Tsunami

'Sevgisizliğine bir kalp verdim. Artık geri ver... Geri veremezsin aldıklarını… Artık geri ver. Geri verilmez hiçbir Yanılgı... Her şeyi al. Bana, beni geri ver... Bir şansım olsun. Başka yar, başka zaman sensiz ömrüm olsun… Her şeyi al. Bir şansım olsun…"   Müslüm Gürses"in "nilüfer" adlı şarkısından alıntıdır, kesinlikle uzun yolda dinleyin (arabesk değil)

   Suyun kaynama noktası var, ışığın kırılma noktası var. İnsanlar gibi… Kaynama noktasını çok görsekte, kırılma noktasını bir kez görür ve ışığı kapatırız. Biz insanları anlayamıyoruz, baş edemiyoruz etkileriyle. Dün ve bugün… Reklam aracı olarak kullanılan çok klasik bir yöntem gibi "öncesi ve sonrası" resimleri şeklinde karşımızda asılı durmaktadır. Ne kadar baksakta aradaki on farkı görmek istemeyiz. Aslında görürüz ama anlam veremeyiz. Anlamaktan korkarız… Kimse tuttuğu safları(tarafları) bırakmak istemez nede olsa.

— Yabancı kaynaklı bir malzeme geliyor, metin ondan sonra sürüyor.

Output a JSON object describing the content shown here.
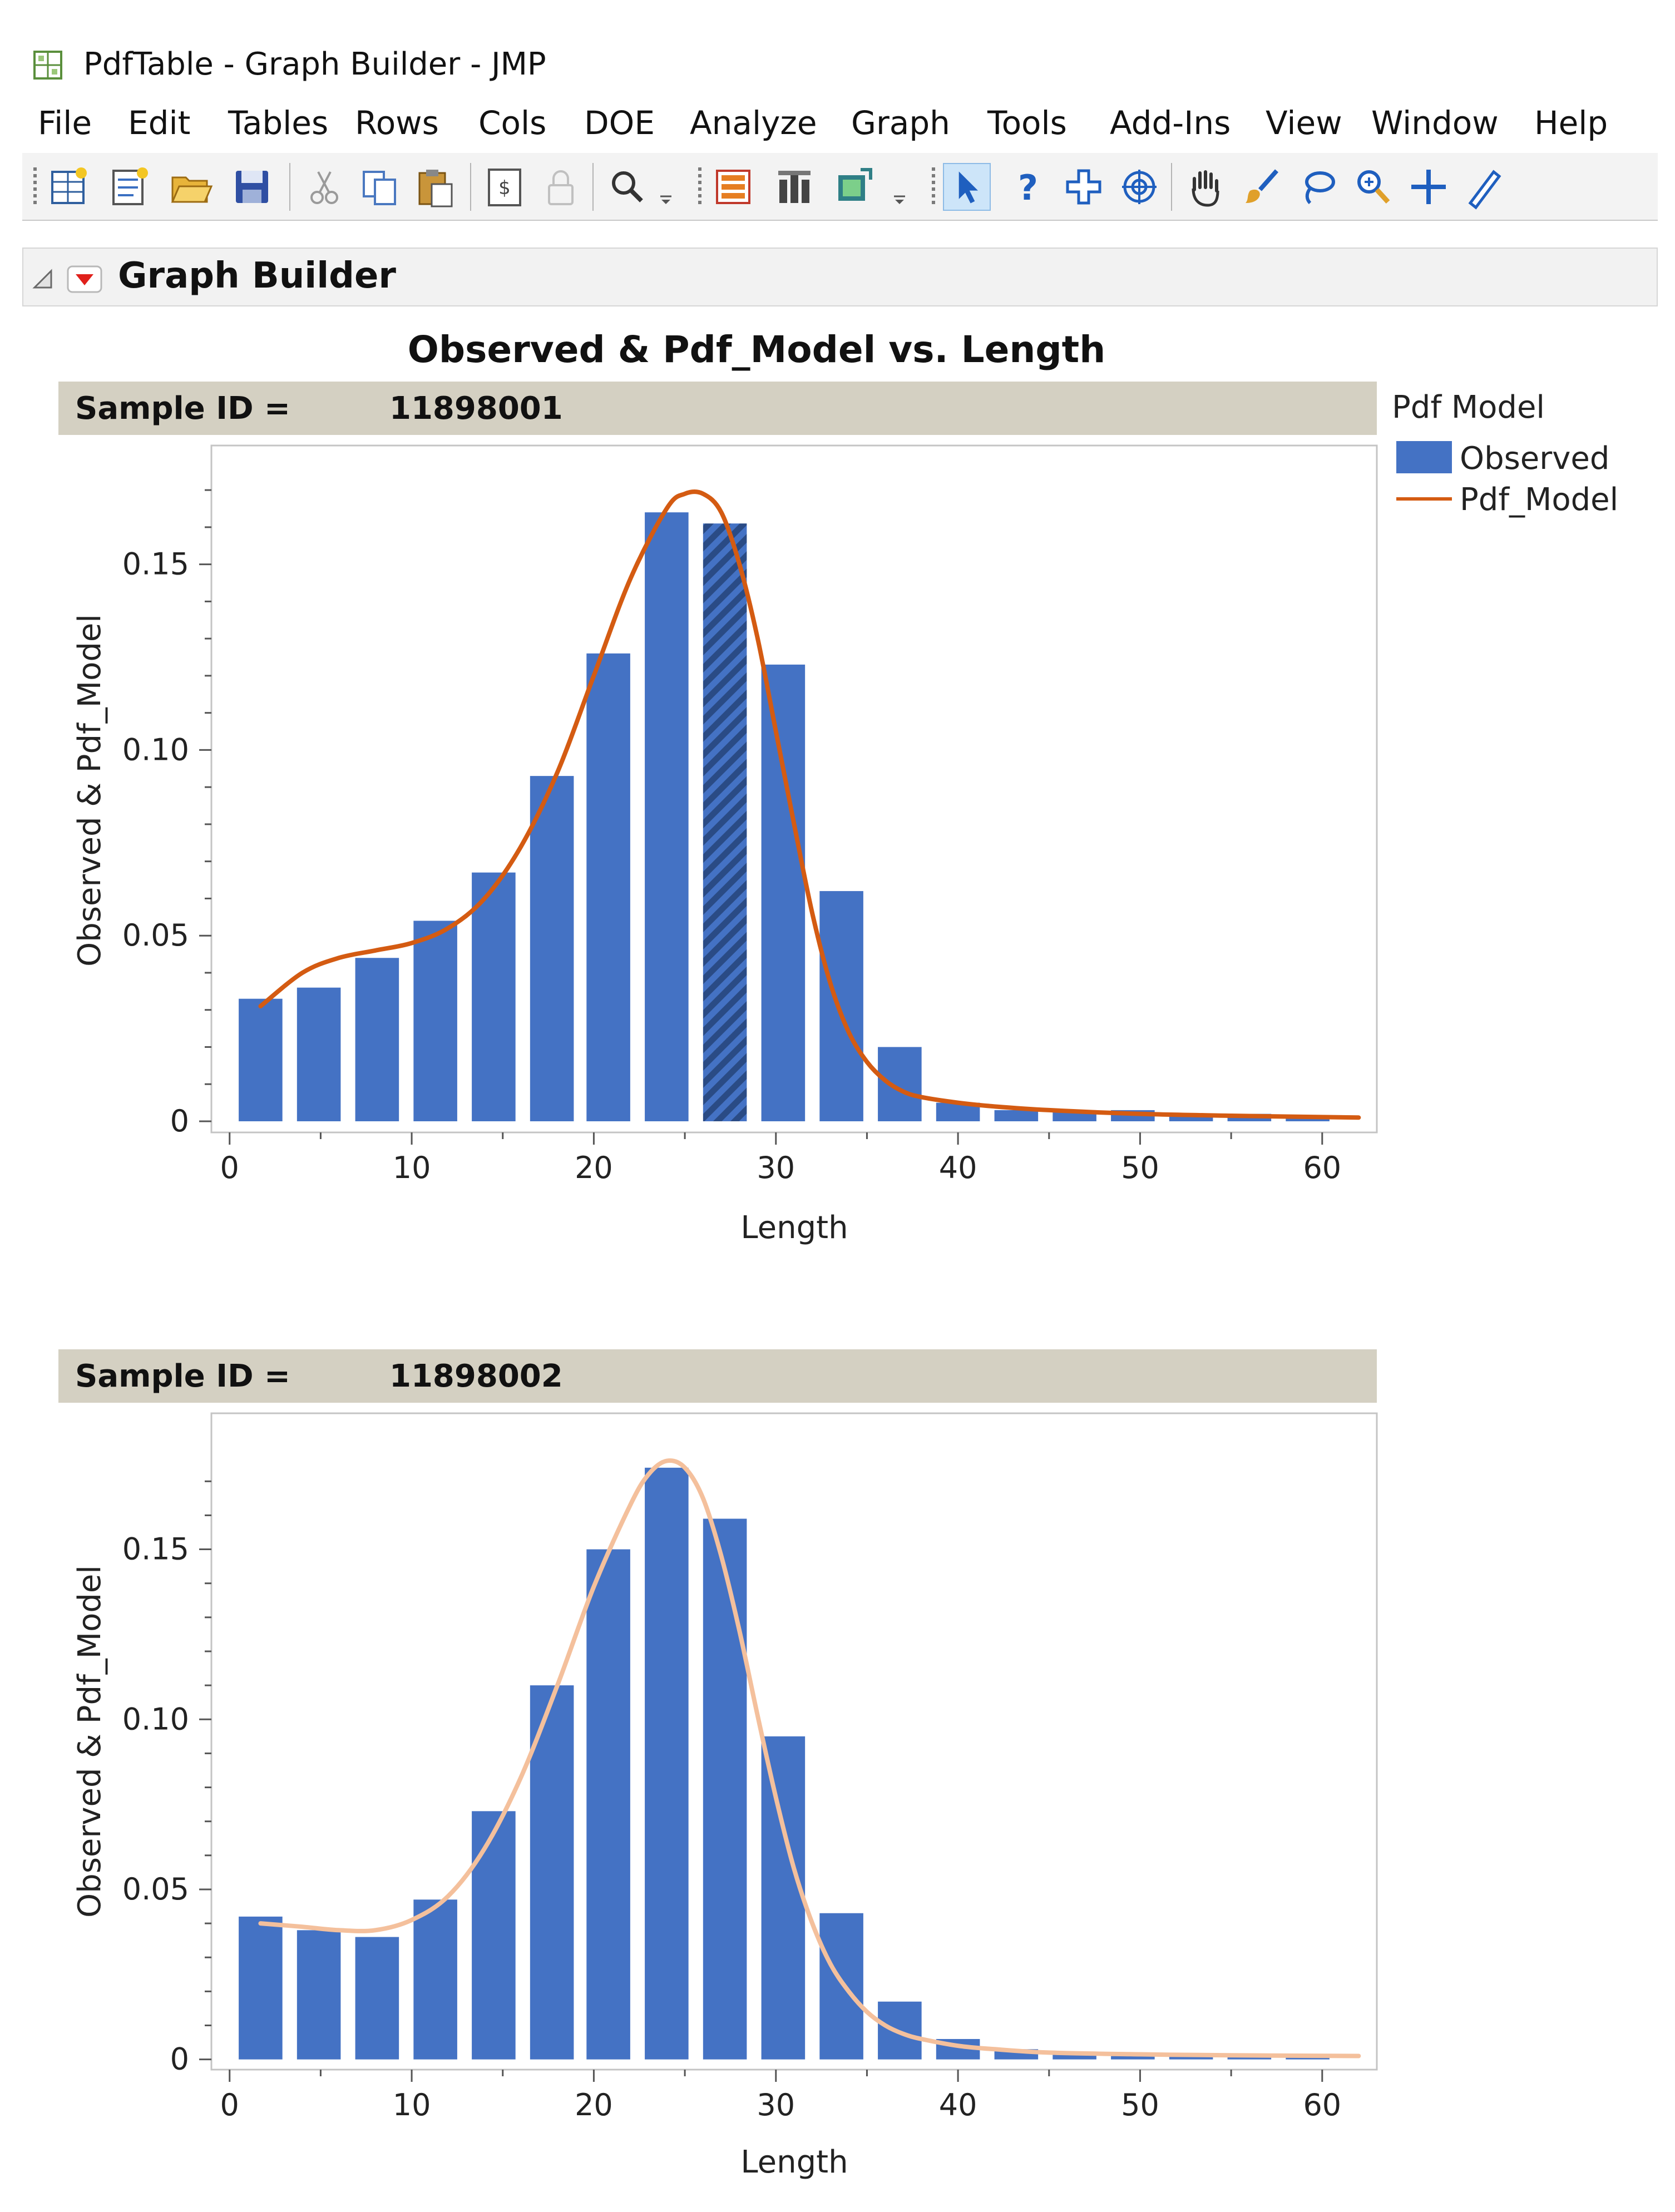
{
  "window": {
    "title": "PdfTable - Graph Builder - JMP"
  },
  "menu": [
    "File",
    "Edit",
    "Tables",
    "Rows",
    "Cols",
    "DOE",
    "Analyze",
    "Graph",
    "Tools",
    "Add-Ins",
    "View",
    "Window",
    "Help"
  ],
  "toolbar": {
    "icons": [
      "new-data-table-icon",
      "new-script-icon",
      "open-icon",
      "save-icon",
      "cut-icon",
      "copy-icon",
      "paste-icon",
      "journal-icon",
      "lock-icon",
      "search-icon",
      "data-table-icon",
      "distribution-icon",
      "graph-builder-icon",
      "arrow-tool-icon",
      "help-tool-icon",
      "selection-tool-icon",
      "crosshair-tool-icon",
      "hand-tool-icon",
      "brush-tool-icon",
      "lasso-tool-icon",
      "magnifier-tool-icon",
      "annotate-tool-icon",
      "line-tool-icon"
    ]
  },
  "outline": {
    "title": "Graph Builder"
  },
  "colors": {
    "bar": "#4472c4",
    "line_panel1": "#d45b12",
    "line_panel2": "#f4c09c",
    "panel_header": "#d4d0c2"
  },
  "legend": {
    "title": "Pdf Model",
    "items": [
      {
        "label": "Observed",
        "kind": "bar"
      },
      {
        "label": "Pdf_Model",
        "kind": "line"
      }
    ]
  },
  "chart_data": [
    {
      "type": "bar",
      "title": "Observed & Pdf_Model vs. Length",
      "panel_label": "Sample ID =",
      "panel_value": "11898001",
      "xlabel": "Length",
      "ylabel": "Observed & Pdf_Model",
      "xlim": [
        -1,
        63
      ],
      "ylim": [
        -0.003,
        0.182
      ],
      "xticks": [
        0,
        10,
        20,
        30,
        40,
        50,
        60
      ],
      "xtick_labels": [
        "0",
        "10",
        "20",
        "30",
        "40",
        "50",
        "60"
      ],
      "yticks": [
        0,
        0.05,
        0.1,
        0.15
      ],
      "ytick_labels": [
        "0",
        "0.05",
        "0.10",
        "0.15"
      ],
      "bar_width": 2.4,
      "highlighted_bar_index": 8,
      "series": [
        {
          "name": "Observed",
          "kind": "bar",
          "x": [
            1.7,
            4.9,
            8.1,
            11.3,
            14.5,
            17.7,
            20.8,
            24,
            27.2,
            30.4,
            33.6,
            36.8,
            40,
            43.2,
            46.4,
            49.6,
            52.8,
            56,
            59.2
          ],
          "values": [
            0.033,
            0.036,
            0.044,
            0.054,
            0.067,
            0.093,
            0.126,
            0.164,
            0.161,
            0.123,
            0.062,
            0.02,
            0.005,
            0.003,
            0.003,
            0.003,
            0.002,
            0.002,
            0.001
          ]
        },
        {
          "name": "Pdf_Model",
          "kind": "line",
          "x": [
            1.7,
            4,
            6,
            8,
            10,
            12,
            14,
            16,
            18,
            20,
            22,
            24,
            25,
            26,
            27,
            28,
            29,
            30,
            31,
            32,
            33,
            34,
            35,
            36,
            37,
            38,
            40,
            42,
            45,
            50,
            55,
            62
          ],
          "values": [
            0.031,
            0.04,
            0.044,
            0.046,
            0.048,
            0.052,
            0.06,
            0.074,
            0.094,
            0.12,
            0.146,
            0.165,
            0.169,
            0.169,
            0.164,
            0.15,
            0.13,
            0.105,
            0.08,
            0.056,
            0.037,
            0.024,
            0.016,
            0.011,
            0.008,
            0.0065,
            0.005,
            0.004,
            0.003,
            0.002,
            0.0015,
            0.001
          ]
        }
      ]
    },
    {
      "type": "bar",
      "panel_label": "Sample ID =",
      "panel_value": "11898002",
      "xlabel": "Length",
      "ylabel": "Observed & Pdf_Model",
      "xlim": [
        -1,
        63
      ],
      "ylim": [
        -0.003,
        0.19
      ],
      "xticks": [
        0,
        10,
        20,
        30,
        40,
        50,
        60
      ],
      "xtick_labels": [
        "0",
        "10",
        "20",
        "30",
        "40",
        "50",
        "60"
      ],
      "yticks": [
        0,
        0.05,
        0.1,
        0.15
      ],
      "ytick_labels": [
        "0",
        "0.05",
        "0.10",
        "0.15"
      ],
      "bar_width": 2.4,
      "series": [
        {
          "name": "Observed",
          "kind": "bar",
          "x": [
            1.7,
            4.9,
            8.1,
            11.3,
            14.5,
            17.7,
            20.8,
            24,
            27.2,
            30.4,
            33.6,
            36.8,
            40,
            43.2,
            46.4,
            49.6,
            52.8,
            56,
            59.2
          ],
          "values": [
            0.042,
            0.038,
            0.036,
            0.047,
            0.073,
            0.11,
            0.15,
            0.174,
            0.159,
            0.095,
            0.043,
            0.017,
            0.006,
            0.003,
            0.002,
            0.002,
            0.001,
            0.001,
            0.001
          ]
        },
        {
          "name": "Pdf_Model",
          "kind": "line",
          "x": [
            1.7,
            4,
            6,
            8,
            10,
            12,
            14,
            16,
            18,
            20,
            22,
            23,
            24,
            25,
            26,
            27,
            28,
            29,
            30,
            31,
            32,
            33,
            34,
            35,
            36,
            37,
            38,
            40,
            42,
            45,
            50,
            55,
            62
          ],
          "values": [
            0.04,
            0.039,
            0.038,
            0.038,
            0.041,
            0.048,
            0.062,
            0.083,
            0.11,
            0.139,
            0.163,
            0.172,
            0.176,
            0.174,
            0.165,
            0.148,
            0.126,
            0.101,
            0.077,
            0.056,
            0.04,
            0.028,
            0.02,
            0.014,
            0.01,
            0.0075,
            0.006,
            0.004,
            0.003,
            0.002,
            0.0015,
            0.0012,
            0.001
          ]
        }
      ]
    }
  ]
}
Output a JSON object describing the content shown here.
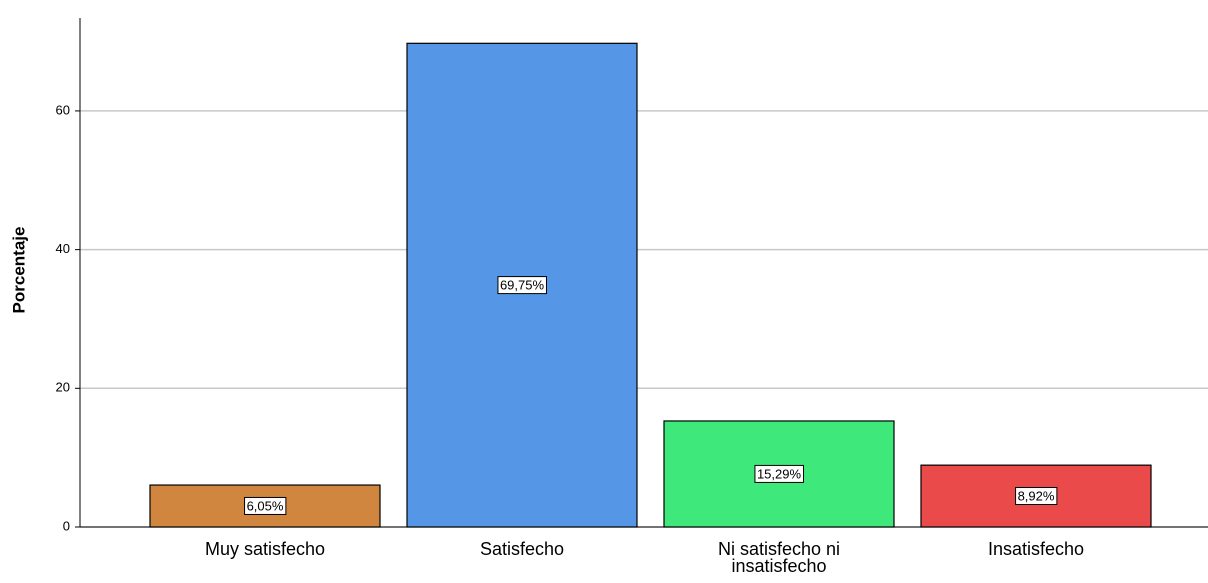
{
  "chart_data": {
    "type": "bar",
    "y_label": "Porcentaje",
    "categories": [
      "Muy satisfecho",
      "Satisfecho",
      "Ni satisfecho ni insatisfecho",
      "Insatisfecho"
    ],
    "values": [
      6.05,
      69.75,
      15.29,
      8.92
    ],
    "value_labels": [
      "6,05%",
      "69,75%",
      "15,29%",
      "8,92%"
    ],
    "colors": [
      "#d1863f",
      "#5596e6",
      "#3fe87b",
      "#eb4a4a"
    ],
    "ylim": [
      0,
      73.4
    ],
    "yticks": [
      0,
      20,
      40,
      60
    ],
    "grid": true
  }
}
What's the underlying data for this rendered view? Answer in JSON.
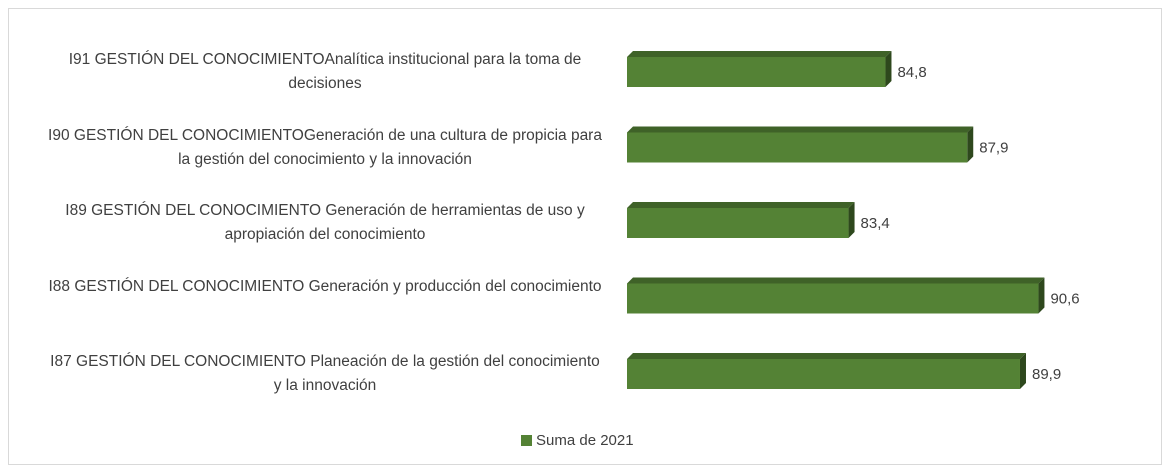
{
  "chart_data": {
    "type": "bar3d_horizontal",
    "categories": [
      "I91 GESTIÓN DEL CONOCIMIENTOAnalítica institucional para la toma de decisiones",
      "I90 GESTIÓN DEL CONOCIMIENTOGeneración de una cultura de propicia para la gestión del conocimiento y la innovación",
      "I89 GESTIÓN DEL CONOCIMIENTO Generación de herramientas de uso y apropiación del conocimiento",
      "I88 GESTIÓN DEL CONOCIMIENTO Generación y producción del conocimiento",
      "I87 GESTIÓN DEL CONOCIMIENTO Planeación de la gestión del conocimiento y la innovación"
    ],
    "series": [
      {
        "name": "Suma de 2021",
        "color": "#548235",
        "values": [
          84.8,
          87.9,
          83.4,
          90.6,
          89.9
        ],
        "value_labels": [
          "84,8",
          "87,9",
          "83,4",
          "90,6",
          "89,9"
        ]
      }
    ],
    "xlim": [
      75,
      91
    ]
  }
}
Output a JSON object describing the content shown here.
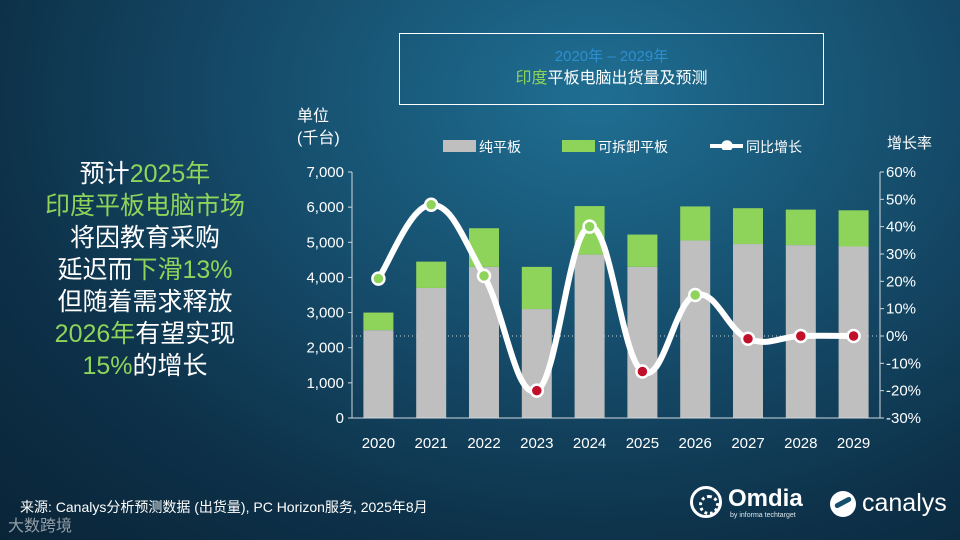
{
  "title": {
    "line1": "2020年 – 2029年",
    "line2_pre": "印度",
    "line2_rest": "平板电脑出货量及预测"
  },
  "headline": {
    "l1_a": "预计",
    "l1_b": "2025年",
    "l2": "印度平板电脑市场",
    "l3": "将因教育采购",
    "l4_a": "延迟而",
    "l4_b": "下滑13%",
    "l5": "但随着需求释放",
    "l6_a": "2026年",
    "l6_b": "有望实现",
    "l7_a": "15%",
    "l7_b": "的增长"
  },
  "footer": {
    "source": "来源: Canalys分析预测数据 (出货量), PC Horizon服务, 2025年8月",
    "watermark": "大数跨境"
  },
  "logos": {
    "omdia": "Omdia",
    "omdia_sub": "by informa techtarget",
    "canalys": "canalys"
  },
  "colors": {
    "pure_tablet": "#bfbfbf",
    "detachable": "#8fd45a",
    "growth_line": "#ffffff",
    "marker_neg": "#c0102a",
    "marker_pos": "#8fd45a",
    "accent_green": "#8fd45a",
    "title_blue": "#2e8fd0"
  },
  "chart_data": {
    "type": "bar",
    "stacked": true,
    "title": "2020年 – 2029年 印度平板电脑出货量及预测",
    "ylabel": "单位\n(千台)",
    "ylabel_line1": "单位",
    "ylabel_line2": "(千台)",
    "y2label": "增长率",
    "ylim": [
      0,
      7000
    ],
    "y2lim": [
      -30,
      60
    ],
    "yticks": [
      "0",
      "1,000",
      "2,000",
      "3,000",
      "4,000",
      "5,000",
      "6,000",
      "7,000"
    ],
    "y2ticks": [
      "-30%",
      "-20%",
      "-10%",
      "0%",
      "10%",
      "20%",
      "30%",
      "40%",
      "50%",
      "60%"
    ],
    "categories": [
      "2020",
      "2021",
      "2022",
      "2023",
      "2024",
      "2025",
      "2026",
      "2027",
      "2028",
      "2029"
    ],
    "series": [
      {
        "name": "纯平板",
        "type": "bar",
        "values": [
          2500,
          3700,
          4300,
          3100,
          4650,
          4300,
          5050,
          4950,
          4920,
          4880
        ]
      },
      {
        "name": "可拆卸平板",
        "type": "bar",
        "values": [
          500,
          750,
          1100,
          1200,
          1380,
          920,
          970,
          1020,
          1010,
          1030
        ]
      },
      {
        "name": "同比增长",
        "type": "line",
        "axis": "right",
        "values": [
          21,
          48,
          22,
          -20,
          40,
          -13,
          15,
          -1,
          0,
          0
        ]
      }
    ]
  }
}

Hele de ileriyi görememiş ve yanlış rolde, yanlış yerde, yanlış taktikle savaşıyorsanız baştan kaybettiniz zaten. Şimdi taarruza geçsen bir türlü, savunmaya geçsen bir türlü. Kafalar karışık, iniş çıkışların bini bin para, kalp krizleri güm güm güm kapınızı yumruklar. Derken kırılma noktasına bir adım daha yaklaştığınızı hissedersiniz. Kendinizle çok mücadele edersiniz. İç sesiniz "dayanmalıyım" der ve zorlar devrelerini. Bizim bilinen özelliğimizdir bir şeyin değerini kaybedince anlarız. Zorlarız devreleri yanana kadar karşımızdakini sonra yeniden elektrik vermeye kalkıldığında atlanılan nokta, yanmış bir devreden tekrar elektriğin geçmeyeceğidir.

   Hâlbuki biz yoğurdu üfleyerek yemekteydik. Demek ki insan beyni böyle tasarlanmış çektiğimiz acıları unutturuyor. Yoğurdu düşünmeden kaşıkladığımıza göre. Sorarım size tekrarlasakta hayatta her şey bir tecrübe midir? Ya da soru şu olmalı gülü seven dikenine katlanmalı mı gerçekten? İnsanların bizi hayatlarında isteyip istemediğini anlamak için pazar dergilerindeki testleri çözer, hala sevip sevmediğini anlamak için papatyaları yolarız asıl yolmak istediklerimizin yerine

  Zamanın elinde mi her şey? Bizim elimizden alınanları kimden geri isteyeceğiz? Hangi mahkeme bakıyor davamıza? Tanık sandalyesinde kendi kendimize, mahkeme duvarlarına savunmalarımızı anlatadururken fark ederiz. Kendi hayatlarımızın, hangi noktada olduğunu…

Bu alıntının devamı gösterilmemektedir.